High Resolution Manometry – an underappreciated tool for examination of dysphagia in a surgical setting.

Jonas S Jensen, MD, Jan M Krzak, MD, Lars Stig Jorgensen, MD. Lillebaelt Hospital, Kolding, Denmark

Introduction: Examination of dysphagia in Danish surgical departments, rely primarily on upper gastrointestinal endoscopy. When no visible or histological cause can be detected, esophageal motility disorders are important differential diagnosis. In examining these disorders and in evaluating gastroesophageal reflux disorder (GERD), High Resolution Esophageal Manometry (HRM), provide valuable insights.

The purpose of this study was to examine referrals and final diagnosis from HRM in a surgical center specializing in esophageal disorders.

Methods and Procedures: All patients referred to HRM at our surgical center were included in the study and HRM was performed from September 2013 to June 2015. All patients had previously undergone upper gastrointestinal endoscopy at our center or the referring department. All procedures were performed using InSIGHT™ HRiM® and accompanying software (Sandhill Scientific, Colorado, USA) and graded according to the Chicago-classification. Referring department, referral-diagnosis, demographics and final HRM-diagnosis were prospectively collected and analyzed.

Results: 438 patients were referred to HRM, primarily from our own department (N=350, 79,9%), other departments in our hospital (N=12 2,7%), private practice (N=20, 4,6%) and departments at other hospitals (N=56 12,8%).

Of the 390 procedures performed, the referral-diagnosis was motility disorder (n=161, 41,3%) and GERD (n=229, 58,7%). The mean age was 50,4±17,0 years (rage 16-86 years) with 58,5% female and 41,5% male. There were no significant differences in age or sex when comparing the two groups.

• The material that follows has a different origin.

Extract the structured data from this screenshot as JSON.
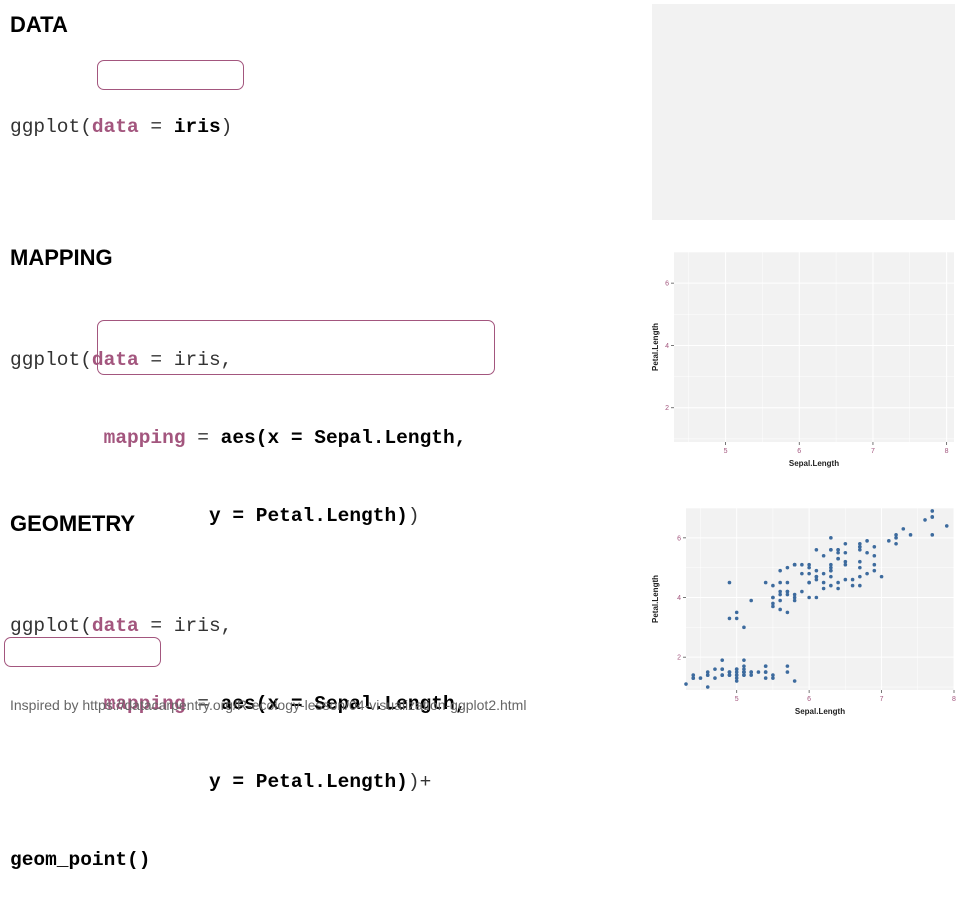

Pathological findings were present in 197 cases. There was no difference in frequency of pathological findings stratified for referral-diagnosis (p=0.11). Patients referred with suspicion of motility disorder had a significantly higher frequency of abnormal bolus transit (p=0.02), achalasia (p<0.01) as well as EGJ-outlet obstruction and pseudo achalasia (p<0.01). Patients referred as part of investigation of GERD, had a significantly higher frequency of weak/ineffective motility (p=0.02). There was no difference in frequency of nutcracker/jackhammer esophagus between the two groups (p=0.035)

At our surgical center, the rate of HRM per upper gastrointestinal endoscopy was 4,4% based on 8031 endoscopies. A similar surgical centre in our area had, based on referral to our center, a HRM to endoscopy rate of 0.1% based on 10419 endoscopies.

Conclusion: HRM is an important diagnostic tool and supplements upper gastrointestinal endoscopy in examination of dysphagia as well as GERD, with significant differences in patterns of motility disorders. Knowledge and availability of HRM increases use at a surgical center, yielding better diagnostics of patients with suspected motility disorders.